Теофил. Тогда сэр Фулк Гривелл сказал ему: «Прошу вас, синьор Ноланец, позвольте мне выслушать соображения, по которым вы считаете землю движущейся». Тот ответил, что не может высказать ему никаких соображений, не зная его способностей, а не зная, как это могло бы им быть воспринято, он опасается, что поступил бы подобно тем людям, которые высказывают свои соображения статуе и сбираются говорить с мертвыми. Поэтому ему приятно было сперва ознакомиться с теми соображениями, которые убеждали бы его в противоположном мнении; потому что соответственно свету и силе ума, которые тот выкажет, излагая свои соображения, им будут приняты определенные решения. К этому Ноланец прибавил, что у него имеется желание показать бессмысленность противоположных мнений на основании тех же самых принципов, которыми их хотят обосновать, если ему выпадет немалое удовольствие найти лиц, признанных подходящими для такого занятия. Он же всегда подготовлен и готов отвечать. Таким образом, тем лучше можно увидеть силу оснований этой его философии, направленной против вульгарной философии, чем больше случаев представилось бы ему для ответов и заявлений.
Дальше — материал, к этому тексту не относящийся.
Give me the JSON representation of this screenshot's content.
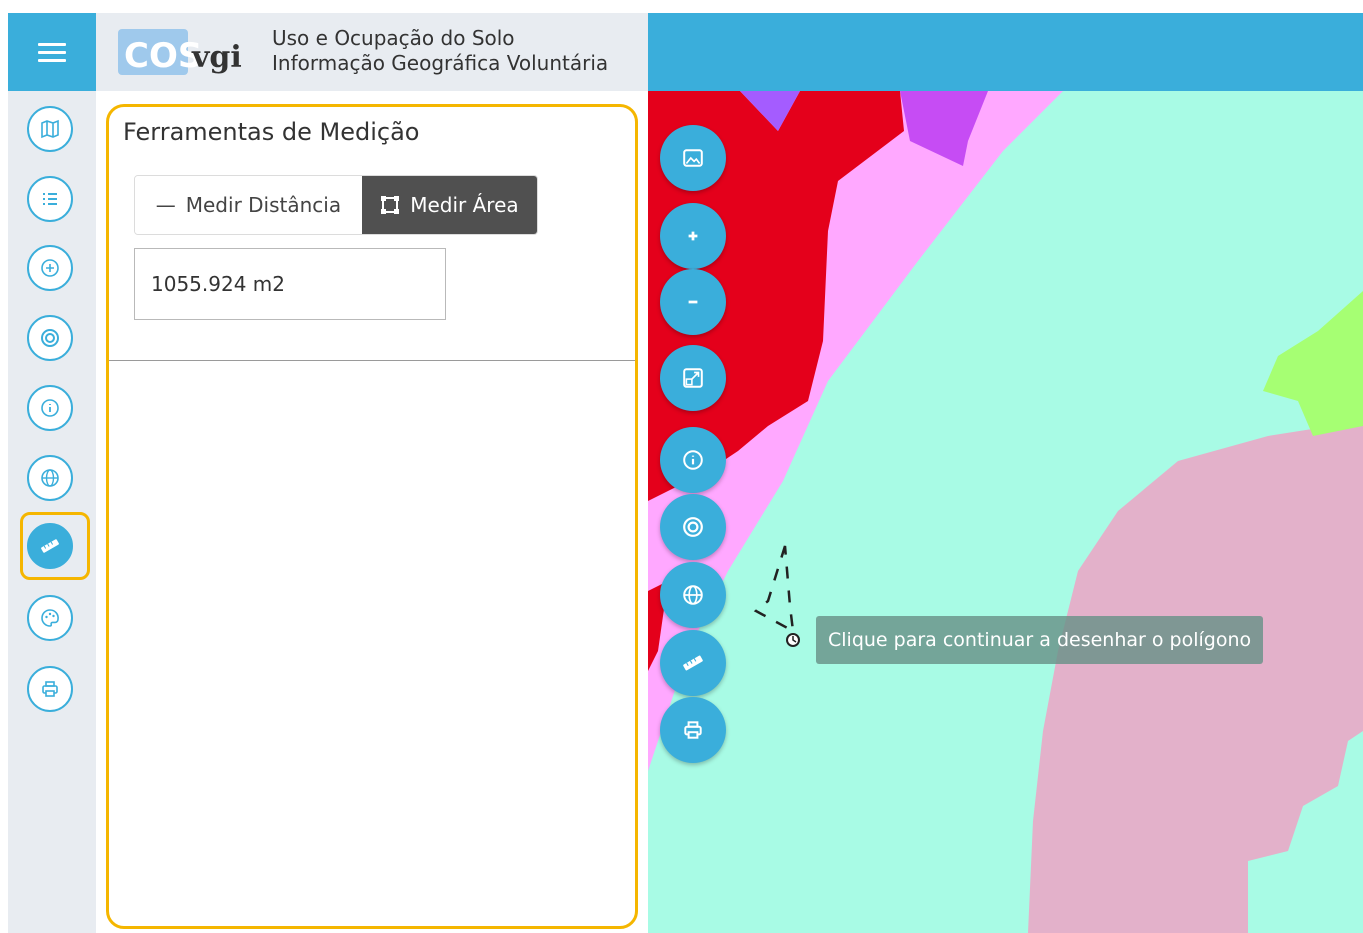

Сэру Фулку очень понравился этот ответ. Он сказал: «Вы оказываете мне приятнейшую услугу. Я принимаю ваше предложение и хочу назначить день, когда могли бы собраться лица, которые, может быть, не преминут дать вам достаточно материала, чтобы выступить с вашими идеями во всеоружии. В среду, через 8 дней, что будет в день пепла, вы будете приглашены вместе со многими джентльменами и учеными для того, чтобы после ужина провести дискуссию о прекрасных и различных предметах»36. «Обещаю вам, — сказал Ноланец, — что я не упущу возможности явиться как тогда, так и всякий раз, когда мне представится подобный случай, потому что не найдется столь крупного дела, которое удержало бы меня по моей собственной воле от усердного желания понять и узнать. Но, прошу вас, не заставлйте меня выступать перед особами непорядочными, плохо воспитанными и мало понимающими в подобных умозрениях. (И он, конечно, имел основание для такого опасения, так как в поведении многих ученых этой страны, с которыми он рассуждал о литературе, он нашел больше грубости, чем иного, чего можно было бы желать.) Сэр Фулк ответил, что он может не сомневаться, так как предлагаемые им — самые благовоспитанные и самые ученые. Так и условиись. А когда наступил назначенный день, — о том да помогут мне рассказать музы!

Пруденций. По обычаю поэтов: обращение, пафос, призыв с мольбою.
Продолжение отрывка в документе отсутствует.